I am reading the the Python documentation on the Popen class in the subprocess module section and I came across the following code:

p1 = Popen(["dmesg"], stdout=PIPE)
p2 = Popen(["grep", "hda"], stdin=p1.stdout, stdout=PIPE)
p1.stdout.close()  # Allow p1 to receive a SIGPIPE if p2 exits.
output = p2.communicate()[0]

The documentation also states that

"The p1.stdout.close() call after starting the p2 is important in order for p1 to receive a SIGPIPE if p2 exits before p1.

Why must the p1.stdout be closed before we can receive a SIGPIPE and how does p1 knows that p2 exits before p1 if we already closed it?

Answer 1

SIGPIPE is a signal that would be sent if dmesg tried to write to a closed pipe. Here, dmesg ends up with two targets to write to, your Python process and the grep process.

That's because subprocess clones file handles (using the os.dup2() function). Configuring p2 to use p1.stdout triggers a os.dup2() call that asks the OS to duplicate the pipe filehandle; the duplicate is used to connect dmesg to grep.

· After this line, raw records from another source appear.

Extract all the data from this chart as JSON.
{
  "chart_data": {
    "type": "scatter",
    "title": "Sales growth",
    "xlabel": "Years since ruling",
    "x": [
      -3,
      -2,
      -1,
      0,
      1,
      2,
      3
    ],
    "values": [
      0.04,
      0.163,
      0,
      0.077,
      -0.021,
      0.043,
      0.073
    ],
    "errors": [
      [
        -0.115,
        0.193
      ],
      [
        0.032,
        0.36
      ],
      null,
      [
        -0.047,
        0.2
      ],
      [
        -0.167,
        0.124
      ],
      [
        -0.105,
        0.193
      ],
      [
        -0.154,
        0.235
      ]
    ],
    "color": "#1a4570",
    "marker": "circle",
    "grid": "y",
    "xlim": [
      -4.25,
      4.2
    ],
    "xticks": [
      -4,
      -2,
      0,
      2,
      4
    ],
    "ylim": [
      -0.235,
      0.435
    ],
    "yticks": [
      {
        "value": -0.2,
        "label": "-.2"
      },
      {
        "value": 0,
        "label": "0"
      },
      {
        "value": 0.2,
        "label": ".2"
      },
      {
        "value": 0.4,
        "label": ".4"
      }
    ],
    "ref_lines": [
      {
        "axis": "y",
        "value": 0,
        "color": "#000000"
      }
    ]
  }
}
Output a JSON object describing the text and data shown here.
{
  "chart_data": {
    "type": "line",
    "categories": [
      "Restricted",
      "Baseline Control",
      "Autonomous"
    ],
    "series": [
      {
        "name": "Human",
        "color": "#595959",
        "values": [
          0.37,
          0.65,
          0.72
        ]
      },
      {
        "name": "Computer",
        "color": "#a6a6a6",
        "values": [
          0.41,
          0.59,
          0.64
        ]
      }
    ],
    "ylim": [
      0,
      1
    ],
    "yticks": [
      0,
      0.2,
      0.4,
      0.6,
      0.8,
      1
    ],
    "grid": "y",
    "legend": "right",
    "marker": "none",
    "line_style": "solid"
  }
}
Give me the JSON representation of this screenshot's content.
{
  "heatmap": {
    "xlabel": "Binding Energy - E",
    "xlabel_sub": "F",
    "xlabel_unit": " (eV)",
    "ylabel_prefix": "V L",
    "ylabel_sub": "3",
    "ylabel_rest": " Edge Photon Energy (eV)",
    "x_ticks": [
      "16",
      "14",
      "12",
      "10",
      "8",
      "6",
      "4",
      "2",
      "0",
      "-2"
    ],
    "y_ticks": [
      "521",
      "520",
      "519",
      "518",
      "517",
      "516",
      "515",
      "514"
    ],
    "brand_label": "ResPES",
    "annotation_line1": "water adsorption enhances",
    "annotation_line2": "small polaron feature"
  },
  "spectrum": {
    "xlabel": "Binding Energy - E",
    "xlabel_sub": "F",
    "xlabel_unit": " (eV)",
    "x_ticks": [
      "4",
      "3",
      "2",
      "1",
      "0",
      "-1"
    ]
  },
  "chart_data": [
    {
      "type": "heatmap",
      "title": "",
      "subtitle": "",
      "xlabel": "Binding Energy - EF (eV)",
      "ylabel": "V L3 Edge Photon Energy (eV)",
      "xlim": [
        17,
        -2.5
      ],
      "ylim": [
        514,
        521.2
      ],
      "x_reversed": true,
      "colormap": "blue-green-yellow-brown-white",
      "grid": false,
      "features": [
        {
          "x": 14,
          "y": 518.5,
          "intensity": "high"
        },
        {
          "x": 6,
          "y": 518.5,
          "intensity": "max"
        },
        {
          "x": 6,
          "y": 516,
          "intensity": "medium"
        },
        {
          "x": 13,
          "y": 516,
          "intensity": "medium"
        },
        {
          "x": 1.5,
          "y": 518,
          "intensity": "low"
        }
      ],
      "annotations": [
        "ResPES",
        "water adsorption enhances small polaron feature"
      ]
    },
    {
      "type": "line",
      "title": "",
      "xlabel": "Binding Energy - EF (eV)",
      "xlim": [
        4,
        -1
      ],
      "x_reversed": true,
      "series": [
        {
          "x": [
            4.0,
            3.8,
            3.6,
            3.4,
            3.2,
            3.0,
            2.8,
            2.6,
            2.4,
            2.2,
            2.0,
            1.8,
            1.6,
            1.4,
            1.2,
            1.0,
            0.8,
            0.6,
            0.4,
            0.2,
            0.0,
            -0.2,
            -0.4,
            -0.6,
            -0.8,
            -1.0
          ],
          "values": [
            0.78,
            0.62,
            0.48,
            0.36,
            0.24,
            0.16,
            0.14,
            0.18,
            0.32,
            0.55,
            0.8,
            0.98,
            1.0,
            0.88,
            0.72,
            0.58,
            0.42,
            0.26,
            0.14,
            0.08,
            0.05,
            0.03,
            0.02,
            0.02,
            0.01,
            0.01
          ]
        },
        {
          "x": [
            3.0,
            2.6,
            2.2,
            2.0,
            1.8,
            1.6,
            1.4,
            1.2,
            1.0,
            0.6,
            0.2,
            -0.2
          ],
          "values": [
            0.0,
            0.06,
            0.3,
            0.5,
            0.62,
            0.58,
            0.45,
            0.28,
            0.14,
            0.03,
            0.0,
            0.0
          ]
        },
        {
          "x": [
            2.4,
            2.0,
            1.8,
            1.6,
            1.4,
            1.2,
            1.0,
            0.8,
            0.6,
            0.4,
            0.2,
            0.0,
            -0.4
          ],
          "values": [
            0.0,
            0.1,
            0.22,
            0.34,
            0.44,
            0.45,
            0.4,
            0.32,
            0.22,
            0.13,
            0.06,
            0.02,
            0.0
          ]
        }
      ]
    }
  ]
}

With two open file handles for dmesg stdout, dmesg is never given a SIGPIPE signal if only one of them closes early, so grep closing would never be detected. dmesg would needlessly continue to produce output.

So by closing p1.stdout immediately, you ensure that the only remaining filehandle reading from dmesg stdout is the grep process, and if that process were to exit, dmesg receives a SIGPIPE.